MARC scientists also are developing new measures of impulsivity that can be used in both animal and human research.

Another pilot project is studying the prenatal and neonatal effects of meth abuse. Jacob Raber, Ph.D., associate professor of behavioral neuroscience and neurology in the OHSU School of Medicine, showed in a recent study that in mice, exposure to meth early in life causes sex-dependent impairments in the ability to recognize objects and navigate based on memory. These effects were much more pronounced in female than in male mice. He also found that a naturally released compound, histamine, mediates these long-term impairments, and that the histamine system may be an important link to developing an effective target for drug therapies.
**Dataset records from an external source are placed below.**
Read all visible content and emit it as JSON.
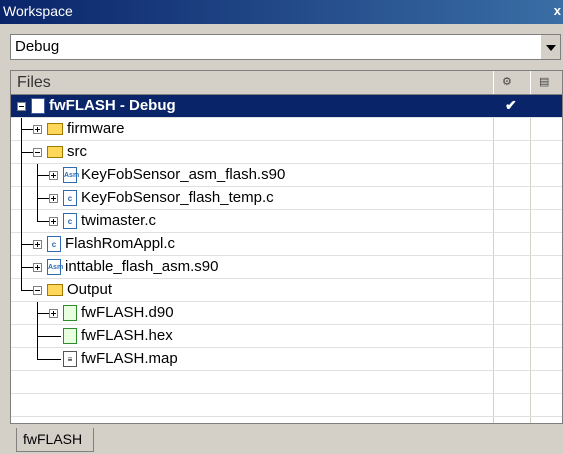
{
  "window": {
    "title": "Workspace",
    "close_label": "x"
  },
  "config_select": {
    "value": "Debug"
  },
  "tree": {
    "header": {
      "files_label": "Files"
    },
    "rows": [
      {
        "label": "fwFLASH - Debug",
        "check": "✔"
      },
      {
        "label": "firmware"
      },
      {
        "label": "src"
      },
      {
        "label": "KeyFobSensor_asm_flash.s90"
      },
      {
        "label": "KeyFobSensor_flash_temp.c"
      },
      {
        "label": "twimaster.c"
      },
      {
        "label": "FlashRomAppl.c"
      },
      {
        "label": "inttable_flash_asm.s90"
      },
      {
        "label": "Output"
      },
      {
        "label": "fwFLASH.d90"
      },
      {
        "label": "fwFLASH.hex"
      },
      {
        "label": "fwFLASH.map"
      }
    ]
  },
  "tabs": [
    {
      "label": "fwFLASH"
    }
  ],
  "icons": {
    "folder": "folder-icon",
    "c_file": "c-file-icon",
    "asm_file": "asm-file-icon",
    "workspace": "project-icon"
  }
}
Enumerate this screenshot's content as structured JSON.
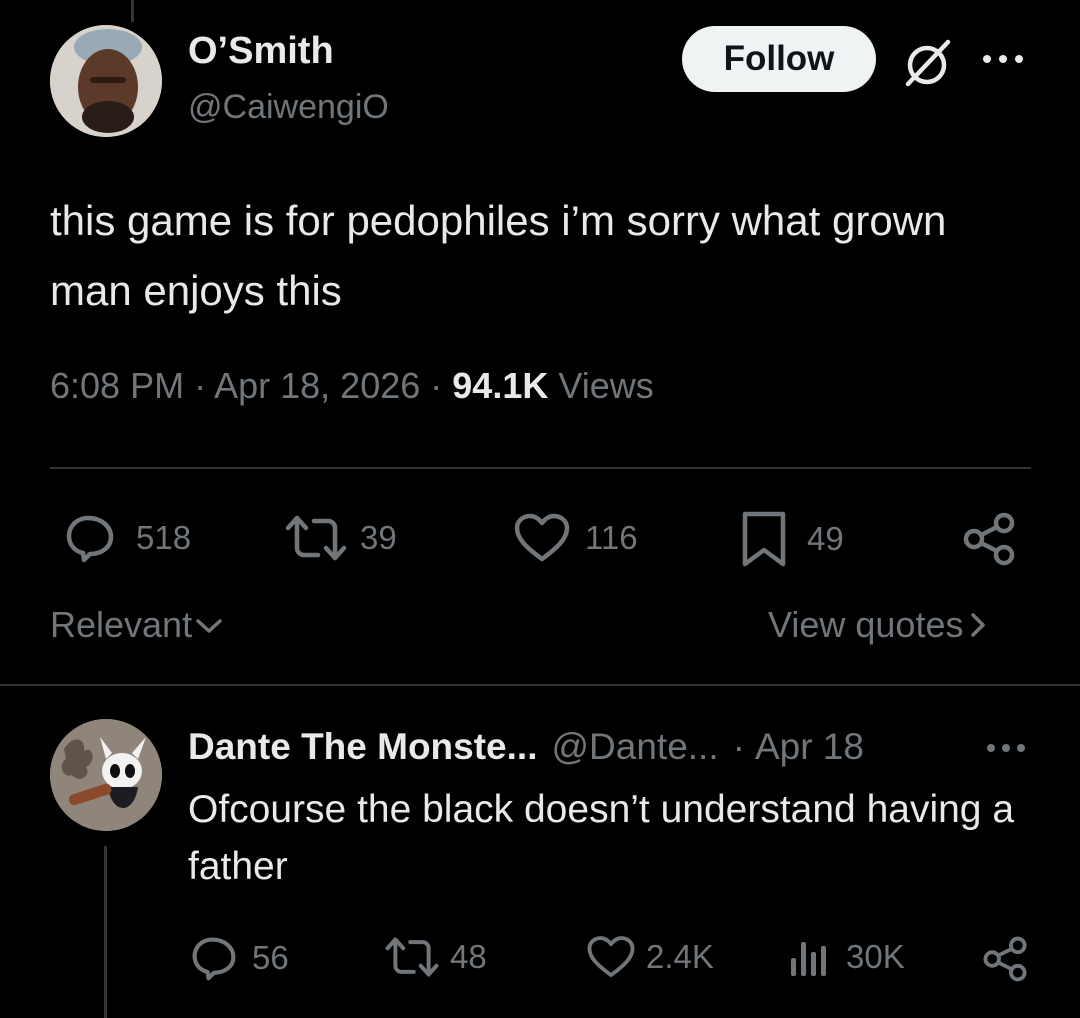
{
  "tweet": {
    "author_name": "O’Smith",
    "author_handle": "@CaiwengiO",
    "follow_label": "Follow",
    "text": "this game is for pedophiles i’m sorry what grown man enjoys this",
    "time": "6:08 PM",
    "date": "Apr 18, 2026",
    "views_count": "94.1K",
    "views_label": "Views",
    "stats": {
      "replies": "518",
      "reposts": "39",
      "likes": "116",
      "bookmarks": "49"
    },
    "icons": [
      "reply-icon",
      "repost-icon",
      "like-icon",
      "bookmark-icon",
      "share-icon",
      "grok-icon",
      "more-icon"
    ]
  },
  "sort": {
    "label": "Relevant",
    "view_quotes_label": "View quotes"
  },
  "reply": {
    "author_name": "Dante The Monste...",
    "author_handle": "@Dante...",
    "date": "Apr 18",
    "text": "Ofcourse the black doesn’t understand having a father",
    "stats": {
      "replies": "56",
      "reposts": "48",
      "likes": "2.4K",
      "views": "30K"
    },
    "icons": [
      "reply-icon",
      "repost-icon",
      "like-icon",
      "views-icon",
      "share-icon",
      "more-icon"
    ]
  },
  "colors": {
    "background": "#000000",
    "primary_text": "#e7e9ea",
    "secondary_text": "#71767b",
    "divider": "#2f3336",
    "follow_button": "#eff3f4"
  }
}
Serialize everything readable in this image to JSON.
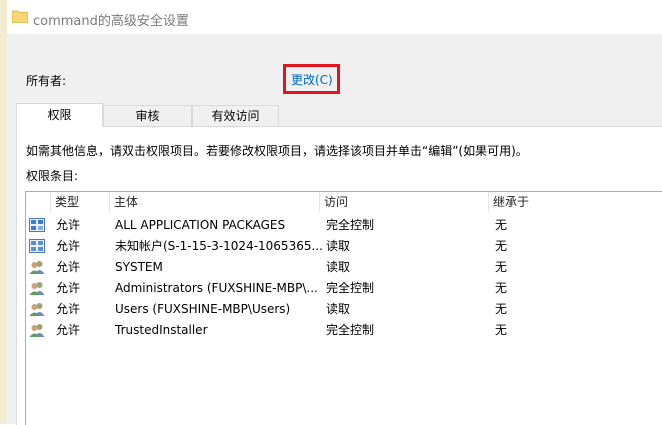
{
  "window": {
    "title": "command的高级安全设置"
  },
  "owner": {
    "label": "所有者:",
    "change_link": "更改(C)"
  },
  "tabs": [
    {
      "label": "权限",
      "active": true
    },
    {
      "label": "审核",
      "active": false
    },
    {
      "label": "有效访问",
      "active": false
    }
  ],
  "info_text": "如需其他信息，请双击权限项目。若要修改权限项目，请选择该项目并单击“编辑”(如果可用)。",
  "entries_label": "权限条目:",
  "table": {
    "headers": {
      "type": "类型",
      "principal": "主体",
      "access": "访问",
      "inherited": "继承于"
    },
    "rows": [
      {
        "icon": "app-packages-icon",
        "type": "允许",
        "principal": "ALL APPLICATION PACKAGES",
        "access": "完全控制",
        "inherited": "无"
      },
      {
        "icon": "unknown-account-icon",
        "type": "允许",
        "principal": "未知帐户(S-1-15-3-1024-1065365...",
        "access": "读取",
        "inherited": "无"
      },
      {
        "icon": "users-icon",
        "type": "允许",
        "principal": "SYSTEM",
        "access": "读取",
        "inherited": "无"
      },
      {
        "icon": "users-icon",
        "type": "允许",
        "principal": "Administrators (FUXSHINE-MBP\\...",
        "access": "完全控制",
        "inherited": "无"
      },
      {
        "icon": "users-icon",
        "type": "允许",
        "principal": "Users (FUXSHINE-MBP\\Users)",
        "access": "读取",
        "inherited": "无"
      },
      {
        "icon": "users-icon",
        "type": "允许",
        "principal": "TrustedInstaller",
        "access": "完全控制",
        "inherited": "无"
      }
    ]
  },
  "colors": {
    "link": "#0066cc",
    "highlight": "#e2141e",
    "background": "#f0f0f0"
  }
}
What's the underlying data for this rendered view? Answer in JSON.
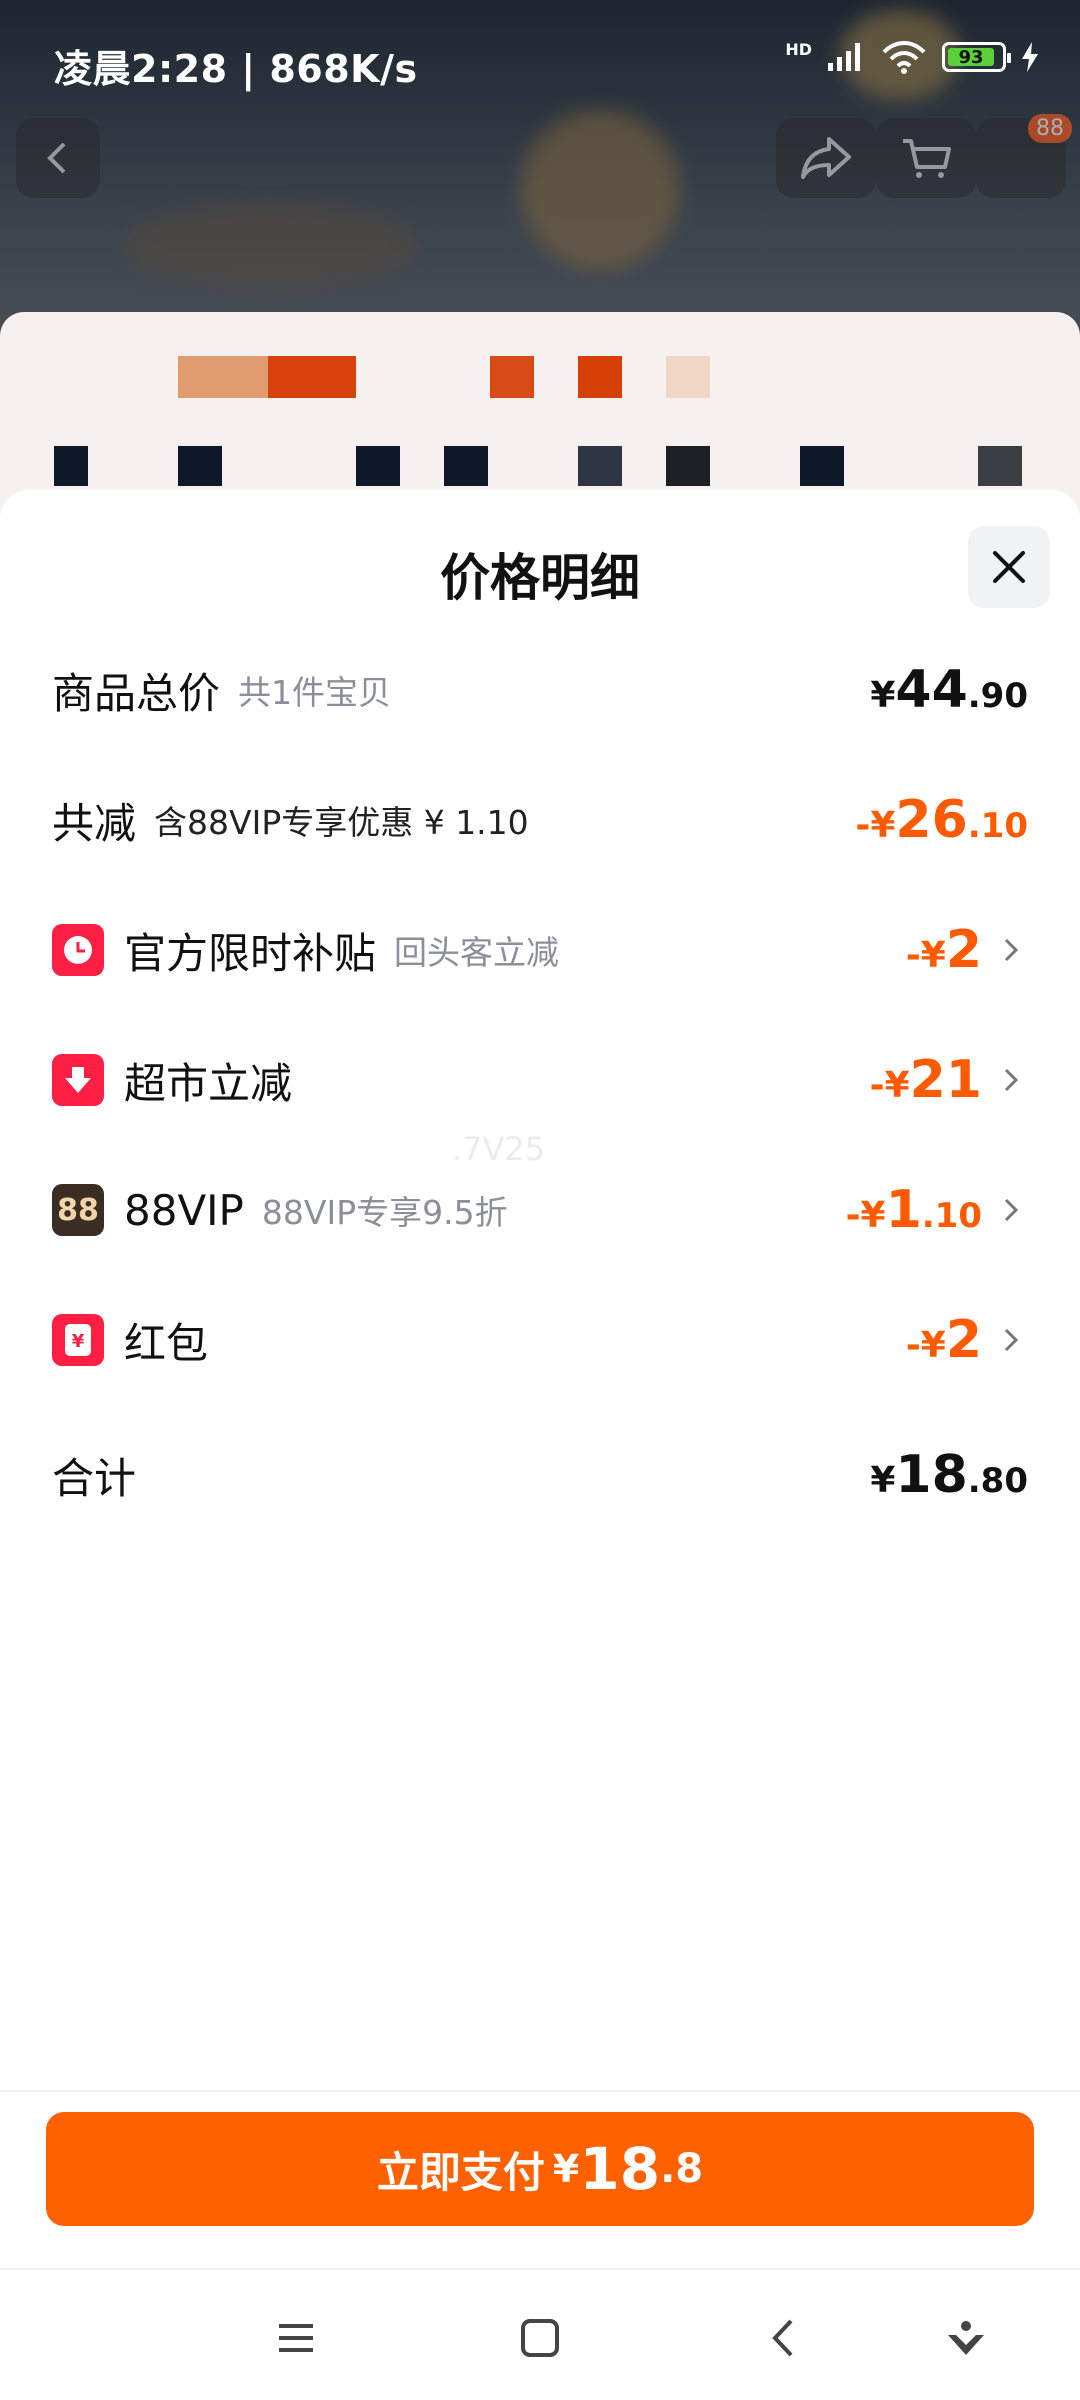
{
  "status_bar": {
    "time": "凌晨2:28 | 868K/s",
    "network": "HD",
    "battery": "93"
  },
  "background": {
    "cart_badge": "88"
  },
  "sheet": {
    "title": "价格明细",
    "rows": [
      {
        "label": "商品总价",
        "sub": "共1件宝贝",
        "amount": {
          "yen": "¥",
          "int": "44",
          "dec": ".90"
        },
        "color": "black"
      },
      {
        "label": "共减",
        "sub": "含88VIP专享优惠 ¥ 1.10",
        "amount": {
          "yen": "-¥",
          "int": "26",
          "dec": ".10"
        },
        "color": "orange"
      },
      {
        "label": "官方限时补贴",
        "sub": "回头客立减",
        "amount": {
          "yen": "-¥",
          "int": "2",
          "dec": ""
        },
        "icon": "clock-icon"
      },
      {
        "label": "超市立减",
        "sub": "",
        "amount": {
          "yen": "-¥",
          "int": "21",
          "dec": ""
        },
        "icon": "down-arrow-icon"
      },
      {
        "label": "88VIP",
        "sub": "88VIP专享9.5折",
        "amount": {
          "yen": "-¥",
          "int": "1",
          "dec": ".10"
        },
        "icon": "vip88-icon"
      },
      {
        "label": "红包",
        "sub": "",
        "amount": {
          "yen": "-¥",
          "int": "2",
          "dec": ""
        },
        "icon": "red-packet-icon"
      },
      {
        "label": "合计",
        "sub": "",
        "amount": {
          "yen": "¥",
          "int": "18",
          "dec": ".80"
        },
        "color": "black"
      }
    ],
    "watermark": ".7V25"
  },
  "pay_button": {
    "label": "立即支付",
    "yen": "¥",
    "int": "18",
    "dec": ".8"
  },
  "colors": {
    "accent": "#ff6000",
    "discount": "#ff5a00",
    "icon_red": "#ff1f44",
    "vip_bg": "#3a2e24"
  }
}
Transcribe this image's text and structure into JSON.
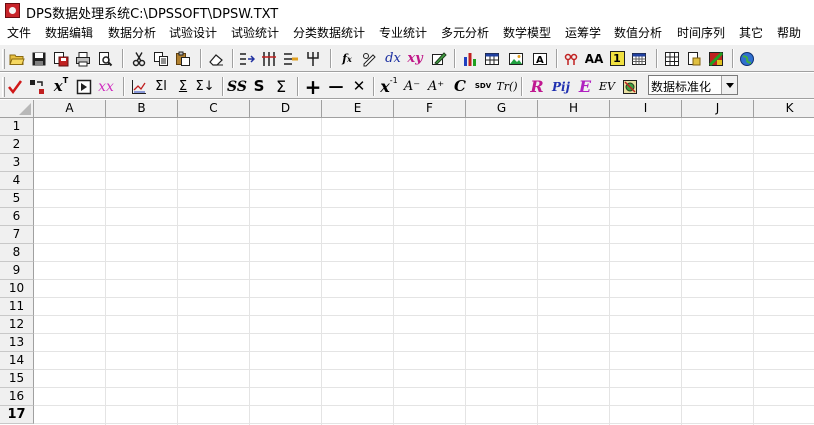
{
  "window": {
    "title": "DPS数据处理系统C:\\DPSSOFT\\DPSW.TXT"
  },
  "menu": [
    "文件",
    "数据编辑",
    "数据分析",
    "试验设计",
    "试验统计",
    "分类数据统计",
    "专业统计",
    "多元分析",
    "数学模型",
    "运筹学",
    "数值分析",
    "时间序列",
    "其它",
    "帮助"
  ],
  "toolbar1": {
    "icons": [
      "open-folder-icon",
      "save-disk-icon",
      "save-as-icon",
      "print-icon",
      "print-preview-icon",
      "cut-scissors-icon",
      "copy-icon",
      "paste-icon",
      "eraser-icon",
      "split-columns-icon",
      "insert-columns-icon",
      "merge-columns-icon",
      "tree-icon",
      "function-fx-icon",
      "formula-pen-icon",
      "derivative-icon",
      "xy-plot-icon",
      "edit-icon",
      "bar-chart-icon",
      "table-chart-icon",
      "image-icon",
      "text-box-icon",
      "link-icon",
      "font-size-icon",
      "number-one-icon",
      "calendar-grid-icon",
      "grid-table-icon",
      "page-icon",
      "color-picker-icon",
      "globe-icon"
    ],
    "labels": {
      "dx": "dx",
      "xy": "xy",
      "aa": "AA",
      "one": "1"
    }
  },
  "toolbar2": {
    "icons": [
      "checkmark-icon",
      "transpose-icon",
      "matrix-transpose-icon",
      "frame-icon",
      "sqrt-icon",
      "line-chart-icon",
      "sum-rows-icon",
      "sum-cols-icon",
      "sum-down-icon",
      "ss-icon",
      "s-icon",
      "sigma-icon",
      "plus-icon",
      "minus-icon",
      "multiply-icon",
      "power-icon",
      "decrease-icon",
      "increase-icon",
      "c-icon",
      "sdv-icon",
      "trace-icon",
      "r-icon",
      "pij-icon",
      "eigen-icon",
      "ev-icon",
      "settings-icon"
    ],
    "labels": {
      "ss": "SS",
      "s": "S",
      "sigma": "Σ",
      "sum_r": "Σl",
      "sum_c": "Σ",
      "sum_d": "Σ↓",
      "plus": "+",
      "minus": "—",
      "times": "✕",
      "xpow": "x",
      "a_minus": "A⁻",
      "a_plus": "A⁺",
      "c": "C",
      "sdv": "SDV",
      "trc": "Tr()",
      "r": "R",
      "pij": "Pij",
      "e": "E",
      "ev": "EV",
      "tex": "x",
      "xx": "xx"
    },
    "select_value": "数据标准化"
  },
  "sheet": {
    "columns": [
      "A",
      "B",
      "C",
      "D",
      "E",
      "F",
      "G",
      "H",
      "I",
      "J",
      "K"
    ],
    "rows": [
      "1",
      "2",
      "3",
      "4",
      "5",
      "6",
      "7",
      "8",
      "9",
      "10",
      "11",
      "12",
      "13",
      "14",
      "15",
      "16",
      "17"
    ],
    "active_row": "17"
  }
}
One of the most important components of the MARC is its education program. Headed by William Cameron, Ph.D., OHSU associate professor of behavioral neuroscience, the education core will translate the center's findings into useful information for clinicians and students, and it will be instrumental in community outreach programs designed to reduce meth use. All members of the center will participate in these educational activities.

"What we need is a national mobilization of neuroscientists and clinicians to talk about the dangers of meth use and addiction," Cameron said.

Janowsky agreed. "It'd be great to get kids to not even be interested in meth," he said.